Our wagon is traveling along through the prairie, the shadows of clouds pass us by and even the tiny beetles - moving on their tiny legs - put us to shame. When the bread runs out ma sends me out with the can to beg. The wagon trail is a slow racket, even for me, the one pa says looks mighty cute in this apron and bonnet. He teases me and says if I'm not careful my freckles will rival the stars in number.
My feet get impatient as I watch for the dust that might mean another wagon coming over the hill. They start to dance to the tune in my head. But mostly the only dust I'm seeing is what I'm raising with my tapping toes. Ma always adds a few coins to the can and gives me the last loaf of bread to hold, as if the idea of somebody else already giving something might inspire greater generosity.
I try to concentrate on my song again to distract myself from the ache in my sitting-parts. All this horizon-gazing makes my eyes bleary, so I start to notice shapes in the clouds to make time pass faster. The sun's heat is kicking in, I'm thankful I don't have to wear shoes and stockings and roast my feet in them, but the ground is rather hot and then there's that tiny part that wishes we had the money so I could even have my own shoes and stockings. They would be patent leather and the stockings would be real silk. I would wear them on Sundays and refuse to get down from the wagon to walk in the muck no matter what anybody said.

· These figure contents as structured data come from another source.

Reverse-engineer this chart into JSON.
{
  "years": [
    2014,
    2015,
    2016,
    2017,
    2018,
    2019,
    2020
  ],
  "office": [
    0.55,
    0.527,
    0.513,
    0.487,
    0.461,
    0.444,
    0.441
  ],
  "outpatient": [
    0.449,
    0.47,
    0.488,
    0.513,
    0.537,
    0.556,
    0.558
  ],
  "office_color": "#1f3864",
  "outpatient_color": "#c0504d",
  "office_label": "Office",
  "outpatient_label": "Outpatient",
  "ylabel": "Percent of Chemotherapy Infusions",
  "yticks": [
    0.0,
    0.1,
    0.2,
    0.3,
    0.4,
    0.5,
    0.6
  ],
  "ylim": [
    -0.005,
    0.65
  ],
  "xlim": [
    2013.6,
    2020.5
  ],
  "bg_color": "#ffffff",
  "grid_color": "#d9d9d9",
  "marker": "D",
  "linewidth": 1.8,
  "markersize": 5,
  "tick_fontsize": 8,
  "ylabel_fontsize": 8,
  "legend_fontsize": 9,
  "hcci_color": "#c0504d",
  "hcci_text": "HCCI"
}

For lunch, there are usually some herbs to be found somewhere nearby. Hurrying to gather my meager meal, I try not to think how easy it would be to eat that lone, crusty loaf. Telling myself it would be stale and would probably have bugs in it helps me to avoid the temptation. Besides if I ate the bread and no wagons came along with more, my little brother would go hungry.
My brother probably spent his day chopping wood, stocking the wood pile in their campsite. He's a good boy, that little brother, even though he tries hard to annoy me when he can.
But mostly we get along, we have to, that's what you do on the prairie.
OK, so that is really nothing like Summer on the prairie in our day. We have our dramas but they don't usually include bonnets or begging for bread. The truth is our Summer is pretty easy and these may be some of my favorite pictures I've ever taken of my kids. The heat is getting up there and we are trying to balance the comfort of going barefoot and the discomfort of hot sidewalks. The kids play outside and I do try to feed them.
She wears an apron.
He carries a pretend ax.
That's what you get when you cross a prairie hen and a logger.